I have been unable to locate my Dutch dictionary for 3 days, and cannot find a decent online one, therefore, you, Nederlandstaalige foreros, will have to do the job.
Can anybody tell me the Dutch for: _warlord_, _to officially declare, to part/separate (of people)_?


----------



## jazyk

Warlord - krijgsheer.
Officially declare - officieel aangeven.
Part/separate (if you mean two people go separate ways) - van elkaar gaan, scheiden.

If you gave us more context, maybe we could provide more accurate translations.


----------



## Jeedade

Setwale_Charm said:


> Nederlandstaalige foreros


Just a small correction, we would be Nederlandst*a*lige foreros ...


----------



## Setwale_Charm

Heel veel dank aan jullie beide. Hopelijk zullen jullie, de Nederlandst*a*lige, mijn tikfout een schone dag vergeten.


----------



## optimistique

jazyk said:


> Warlord - krijgsheer.
> Officially declare - officieel aangeven.
> Part/separate (if you mean two people go separate ways) - van elkaar gaan, scheiden.
> 
> If you gave us more context, maybe we could provide more accurate translations.


 
To part/separate = *uit* elkaar gaan

Maybe 'van elkaar gaan' is regional, but I don't know it. Also *scheiden* is only possible after a marriage, it's uniquely 'to divorce'.


----------



## optimistique

Setwale_Charm said:


> Heel veel dank aan jullie beide. Hopelijk zullen jullie, de Nederlandst*a*lige, mijn tikfout een schone dag vergeten.


 
If you don't mind, it's: _aan jullie beide*n* ._Because it refers to persons + it is not an adjective here. For the same reason it's: _de Nederlandstalige*n*_ (which is here a noun)
Also "een schone dag" cannot really be used, maar we zullen het je zeker vergeven en ook vergeten


----------



## jippie

Ik ben niet zeker, maar de Vlamingen gebruiken wellicht wel _een *schone *dag? _ In het Nederlands van Nederland zou het _een *mooie *dag_ zijn.


----------



## jazyk

> Also *scheiden* is only possible after a marriage, it's uniquely 'to divorce'.

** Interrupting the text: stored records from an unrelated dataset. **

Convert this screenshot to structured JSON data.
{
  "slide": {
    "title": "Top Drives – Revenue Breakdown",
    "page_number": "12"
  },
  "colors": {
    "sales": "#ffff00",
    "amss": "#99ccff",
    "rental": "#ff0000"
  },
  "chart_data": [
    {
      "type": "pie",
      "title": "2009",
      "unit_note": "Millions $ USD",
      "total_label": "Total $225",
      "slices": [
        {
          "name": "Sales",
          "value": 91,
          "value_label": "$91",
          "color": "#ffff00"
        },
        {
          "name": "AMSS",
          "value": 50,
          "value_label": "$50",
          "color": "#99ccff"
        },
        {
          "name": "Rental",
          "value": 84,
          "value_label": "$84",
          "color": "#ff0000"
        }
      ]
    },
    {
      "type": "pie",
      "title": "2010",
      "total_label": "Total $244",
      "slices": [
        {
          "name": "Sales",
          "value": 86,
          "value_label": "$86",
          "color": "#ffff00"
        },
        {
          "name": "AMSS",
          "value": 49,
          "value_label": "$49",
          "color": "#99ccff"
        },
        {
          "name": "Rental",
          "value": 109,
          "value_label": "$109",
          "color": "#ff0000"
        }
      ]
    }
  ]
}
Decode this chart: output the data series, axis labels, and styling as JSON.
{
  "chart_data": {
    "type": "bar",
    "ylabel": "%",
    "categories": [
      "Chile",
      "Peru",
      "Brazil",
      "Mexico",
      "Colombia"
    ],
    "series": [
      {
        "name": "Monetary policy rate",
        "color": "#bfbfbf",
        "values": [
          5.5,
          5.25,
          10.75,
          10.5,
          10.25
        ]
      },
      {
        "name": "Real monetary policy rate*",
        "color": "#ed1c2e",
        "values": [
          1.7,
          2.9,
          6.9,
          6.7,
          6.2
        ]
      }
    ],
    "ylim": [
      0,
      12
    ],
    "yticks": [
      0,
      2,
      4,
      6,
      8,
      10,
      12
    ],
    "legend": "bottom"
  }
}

I know, that's why I asked for more context.


----------



## Touse

Hallo, 

Een kleine aanvulling. If the phrase *to officially declare* is used in conjunction with the word *war* - as in, _to officially declare war to_ - then the translation would be "(officieel) de oorlog verklaren aan".

Edit to add: On another note. It is possible to use the verb *scheiden* in conjunction with people when it is used as a _transitive_ verb. Bijvoorbeeld, in de betekenis "uit elkaar halen".To give a few examples: 

1.You can seperate people with blue eyes from those with green eyes. Je kan mensen met blauwe ogen scheiden van die met groene ogen. 
2.You can seperate a boy from his mother. Je kan een jongen van zijn moeder scheiden. The last example is a bit stilted but nevertheless "_passable_" Dutch. 

Touse


----------



## optimistique

jippie said:


> Ik ben niet zeker, maar de Vlamingen gebruiken wellicht wel _een *schone *dag? _In het Nederlands van Nederland zou het _een *mooie *dag_ zijn.


 
Maar dat is het probleem niet. Volgens mij kun je iemand ook geen 'mooie dag' vergeten. Het zou dan minstens "*op *een mooie dag" moeten zijn, maar dat zeg je niet in het Nederlands (ik denk zelfs niet in België, maar dat weet ik verder niet zeker). Je zegt gewoon "ooit" (someday).


----------